I nagle — spojrzała prosto na niego. Ich spojrzenia się spotkały, a on po raz pierwszy w życiu… uśmiechnął się.
Wychowawczyni upuściła kubek z herbatą. Przez sześć lat w domu dziecka Marek nigdy się nie uśmiechnął. A teraz — nagle, sam z siebie, jasno i szczerze.
Kobieta podeszła. Usiadła obok. Nie odwracał wzroku. Słuchał, śmiał się, pytał. I nie bał się. Z nią było tak, jak w jego snach — lekko, bezpiecznie, prawdziwie.
Potem zaczęła do niego przychodzić. Bez kamer, bez delegacji. Przynosiła książki, razem chodzili po podwórku, rozmawiali o chmurach i miastach, które widziała. A potem zniknęła. Na cały miesiąc. Marek nie pytał wychowawców — bał się usłyszeć, iż już nie wróci.
Lecz wróciła. Przyszła w zwykłej kurtce, bez makijażu. I powiedziała:
— Marku, przyszłam po ciebie. Będziesz moim synem.
Nie wierzył. Myślał, iż śni. Szczypał się — bolało. Czyli to prawda. Nie powiedział ani słowa, tylko ją przytulił. Długo. W milczeniu. Tak, jak tylko umiał.

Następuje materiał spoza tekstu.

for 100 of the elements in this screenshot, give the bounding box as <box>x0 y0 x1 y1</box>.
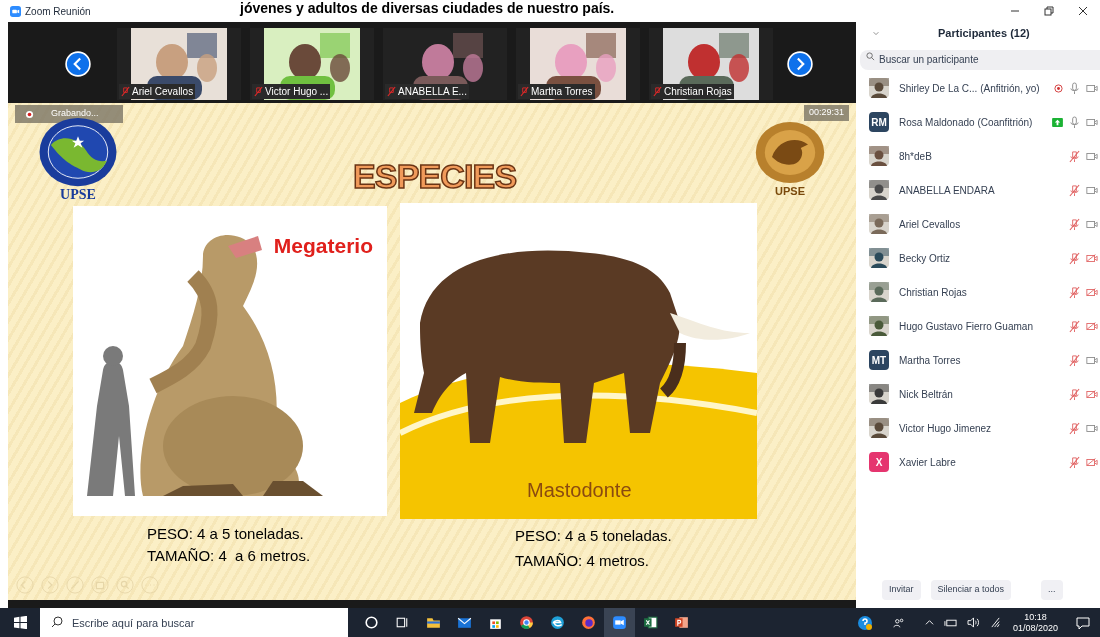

Później poznał go ze swoim mężem. Ten był prosty i dobroduszny, od razu przyjął chłopca jak swojego. Razem zaczęli życie od nowa. Pierwszy tort w nowym mieszkaniu. Pierwsza wycieczka do lasu. Pierwszy wieczór, gdy nie trzeba było zasypiać przy obcych krokach na korytarzu.
Marek już nigdy nie wrócił do domu dziecka. Tylko czasem, przechodząc koło lustra, zauważał, iż w jego oczach pojawia się ten sam blask — niebieski, ciepły, jak u niej. U jego nowej matki. Prawdziwej.